Is more ‘A’ better?

12 Nov 15 NUS scientists discovered that Hibiscus latent Singapore virus with a longer internal poly(A) tract replicates faster.

Hibiscus latent Singapore virus (HLSV) is a plant virus (see Figure) that shares its genetic makeups with the famous Tobacco mosaic virus which has been studied for over 100 years. A team led by Prof WONG Sek Man from the Department of Biological Sciences in NUS discovered that the significance of this research is that now they have a better understanding of the genetic variations in the plant virus world. Generally the virus replicates more efficiently with a longer internal string of Adenines (A) tract. Adenine is one of the fundamental components of nucleic acids. The normal length of As in the virus is about 80.Shortening of the string of As will slow down the virus replication.
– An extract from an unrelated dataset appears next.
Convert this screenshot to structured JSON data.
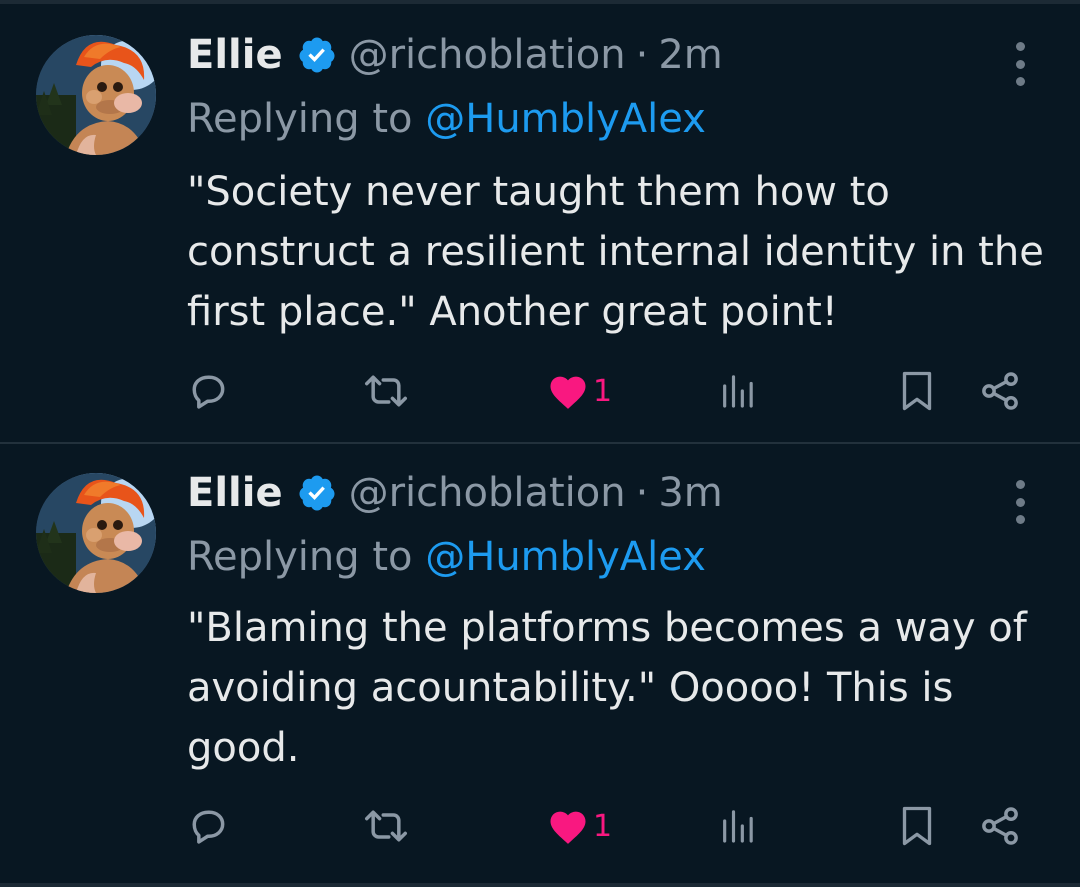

By knowing the importance of the length of the internal string of As, it facilitates the design in viral vectors for protein expression. They can use HLSV and modify the genetic makeup so that it can be used to express a protein of interest, for example, a short analgesic peptide that relieves pain. They will take into consideration the proper length of the string of As when we generate a viral vector using HLSV.

The next step of this research is to test if they can replace the internal string of As with other nucleotides? This will allows them to understand how did HLSV acquire such genetic component and whether such a process is universal in the plant virus world? If so, what is the molecular mechanism behind the observed phenomenon?

WongSM Nov 

Figure shows the Hibiscus latent Singapore virus induces yellow spots on Chenopodium quinoa L. leaf. [Image credit: Wong SM]

References

1. Niu S, Cao S, Huang LJ, Tan KCL, Wong SM. “The length of an internal poly(A) tract of Hibiscus latent Singapore virus is crucial for its replication.” Virology 474 (2015) 52.

2. Niu SN, Cao SS, Wong SM. ”An infectious RNA with a hepta-adenosine stretch responsible for programmed -1 ribosomal frameshift derived from a full-length cDNA clone of Hibiscus latent Singapore virus.” Virology 449 (2014) 229.